Selfe and Hawisher, Literate Lives in the Information Age

Selfe,
Cynthia L., and Gail E. Hawisher. Literate Lives in the Information
Age
. Mahwah, N.J.: Lawrence Erlbaum, 2004.

Selfe and Hawisher incorporate 20 case studies, selected from more than 350
interviews, as the literacy narratives that substantiate their study of the
acquisition of technological literacies over the past 25 years. Following
ethnographic methodologies (interviews, observations, subject-agency), Literate
Lives in the Information Age historicizes and thematizes the as-told accounts of
the 20 subjects who are also often positioned as co-authors of individual
chapters. The project, according to Selfe and Hawisher, was inspired by Brandt’s
talk on oral histories work at the 1998 Watson Conference. Drawing heavily on
Brandt and Giddens, the book emphasizes the social and cultural factors
affecting the formation of technological literacies, from race, class, gender,
and ethnicity to family attitudes, mobility (relocation), and locale. The
project concludes by highlighting the following eight themes:

  1. "Literacy exists within a complex cultural ecology of social, historical,
    and economic effects. Within this cultural ecology, literacies have life
    spans" (212).
  2. "Although a complex set of factors has affected the acquisition of digital
    literacy from 1978 to 2003, race, ethnicity, and class too often assume key
    roles. Because they are linked with other social formations at numerous
    levels, and because their effects are often multiplied and magnified by these
    linkages, rage, ethnicity, and class are often capable of exerting a greater
    force than other factors" (216).
  3. "Gender can often assume a key role in the acquisition of digital
    literacy, especially when articulated with other social, cultural, and
    material factors" (219).
  4. "Within a cultural ecology, people exert their own powerful agency in,
    around, and through digital literacy, even though unintended consequences
    always accompany their actions" (221).
  5. "Schools, workplaces, communities, and homes are the four primary gateways
    through which those living in the United States have gained access to digital
    literacy in the decades since the invention and successful marketing of the
    personal computer" (223).
  6. "Access to computers is not a monodimensional social formation. It is
    necessary but not sufficient for the acquisition and development of digital
    literacy. The specific conditions of access have a substantial effect on the
    acquisition of digital literacy" (227).
  7. "Some families share a relatively coherent set of literacy values and
    practices–and digital literacy values and practices–and spread these valued
    among their members. Information about, and support of, electronic literacy
    can flow both upstream, from younger to older, and downstream, from older to
    younger members of a family" (229).
  8. "Faculty members, school administrators, educational policymakers, and
    parents need to recognize the importance of the digital literacies that young
    people are developing, as well as the increasingly complex global contexts
    within which these self-sponsored literacies function. We need to expand our
    national understanding beyond the narrow bounds of print and beyond the
    alphabetic" (232).

"The increasing presence of personal computers in homes, workplaces,
communities, and schools has brought about dramatic changes in the ways people
across the world create and respond to information" (1).

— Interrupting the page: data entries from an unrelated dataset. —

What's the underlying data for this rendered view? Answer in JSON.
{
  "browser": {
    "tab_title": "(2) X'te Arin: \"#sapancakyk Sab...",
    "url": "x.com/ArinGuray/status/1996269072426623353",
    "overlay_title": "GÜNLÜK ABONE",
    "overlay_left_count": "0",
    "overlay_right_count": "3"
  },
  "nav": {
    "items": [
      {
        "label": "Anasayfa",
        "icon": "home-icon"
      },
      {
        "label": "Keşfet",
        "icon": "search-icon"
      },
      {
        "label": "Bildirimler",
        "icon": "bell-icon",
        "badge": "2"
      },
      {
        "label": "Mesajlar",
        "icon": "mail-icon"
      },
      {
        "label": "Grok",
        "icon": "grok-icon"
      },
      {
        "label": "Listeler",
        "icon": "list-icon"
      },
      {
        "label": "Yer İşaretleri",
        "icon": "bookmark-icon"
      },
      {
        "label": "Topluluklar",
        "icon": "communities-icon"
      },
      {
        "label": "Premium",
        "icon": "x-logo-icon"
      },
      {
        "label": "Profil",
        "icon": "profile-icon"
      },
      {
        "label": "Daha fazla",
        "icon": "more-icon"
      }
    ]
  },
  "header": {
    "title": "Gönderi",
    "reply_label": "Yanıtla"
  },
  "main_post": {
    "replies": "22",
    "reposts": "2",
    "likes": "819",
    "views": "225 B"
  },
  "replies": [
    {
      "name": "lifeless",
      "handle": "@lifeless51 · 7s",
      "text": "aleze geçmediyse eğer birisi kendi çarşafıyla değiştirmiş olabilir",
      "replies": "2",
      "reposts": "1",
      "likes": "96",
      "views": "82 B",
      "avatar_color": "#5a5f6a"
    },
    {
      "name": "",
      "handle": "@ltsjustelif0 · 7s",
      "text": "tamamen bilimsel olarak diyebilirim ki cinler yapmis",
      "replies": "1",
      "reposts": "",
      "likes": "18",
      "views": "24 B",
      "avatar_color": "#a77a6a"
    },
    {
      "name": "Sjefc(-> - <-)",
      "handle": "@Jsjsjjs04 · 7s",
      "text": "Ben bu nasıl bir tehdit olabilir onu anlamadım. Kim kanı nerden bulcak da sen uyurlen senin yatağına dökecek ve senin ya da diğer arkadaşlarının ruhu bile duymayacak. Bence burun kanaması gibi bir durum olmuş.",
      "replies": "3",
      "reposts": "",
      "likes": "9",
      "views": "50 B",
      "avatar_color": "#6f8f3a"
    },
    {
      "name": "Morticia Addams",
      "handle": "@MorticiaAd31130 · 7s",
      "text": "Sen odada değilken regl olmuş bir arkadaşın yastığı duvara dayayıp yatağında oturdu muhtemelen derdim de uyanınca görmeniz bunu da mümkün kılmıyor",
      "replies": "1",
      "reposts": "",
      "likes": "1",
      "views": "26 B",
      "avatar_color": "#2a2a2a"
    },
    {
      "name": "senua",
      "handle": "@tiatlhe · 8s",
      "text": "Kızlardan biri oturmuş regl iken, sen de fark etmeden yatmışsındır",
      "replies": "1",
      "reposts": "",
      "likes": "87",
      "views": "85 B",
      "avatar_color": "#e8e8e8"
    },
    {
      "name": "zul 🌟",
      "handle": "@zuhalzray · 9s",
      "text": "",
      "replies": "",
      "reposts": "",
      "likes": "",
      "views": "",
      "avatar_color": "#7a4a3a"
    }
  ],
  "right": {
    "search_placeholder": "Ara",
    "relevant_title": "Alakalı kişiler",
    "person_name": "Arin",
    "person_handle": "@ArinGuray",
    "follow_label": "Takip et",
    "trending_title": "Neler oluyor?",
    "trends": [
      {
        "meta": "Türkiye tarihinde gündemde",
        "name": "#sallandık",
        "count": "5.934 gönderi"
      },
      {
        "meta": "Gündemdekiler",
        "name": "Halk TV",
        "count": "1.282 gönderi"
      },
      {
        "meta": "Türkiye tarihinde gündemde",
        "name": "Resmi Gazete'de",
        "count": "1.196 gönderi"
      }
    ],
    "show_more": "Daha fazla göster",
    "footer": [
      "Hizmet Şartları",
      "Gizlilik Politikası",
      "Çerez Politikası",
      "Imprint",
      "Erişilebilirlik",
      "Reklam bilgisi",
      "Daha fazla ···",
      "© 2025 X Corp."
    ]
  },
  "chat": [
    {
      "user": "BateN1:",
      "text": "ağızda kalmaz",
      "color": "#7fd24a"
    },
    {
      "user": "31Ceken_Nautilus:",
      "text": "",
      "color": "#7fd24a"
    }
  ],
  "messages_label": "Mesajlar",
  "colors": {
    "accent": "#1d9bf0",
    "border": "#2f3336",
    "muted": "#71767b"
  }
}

"[W]e can understand literacy as a set of practices and values only when we
properly situate our studies within the context of a particular historical
period, a particular cultural milieu, and d a specific cluster of material
conditions" (5).

"The book is organized into seven chapters that follow the 20 participants in
their efforts to acquire varying degrees of technological literacy, along with
this introduction and a conclusion sandwiching the case studies" (24).

Terms: "cultural ecology" (5), "technological gateways" (84), "conditions of
access" (84), emerging and fading literacies (54), Giddens’ "duality of
structure" (60)

Related sources
Brandt, Deborah. Literacy in American Lives. Cambridge, UK:
Cambridge UP, 2001.
Giddens, Anthony. Central Problems in Social Theory: Action, Structure
and Contradiction in Social Analysis
. Berkeley: U of California P, 1979.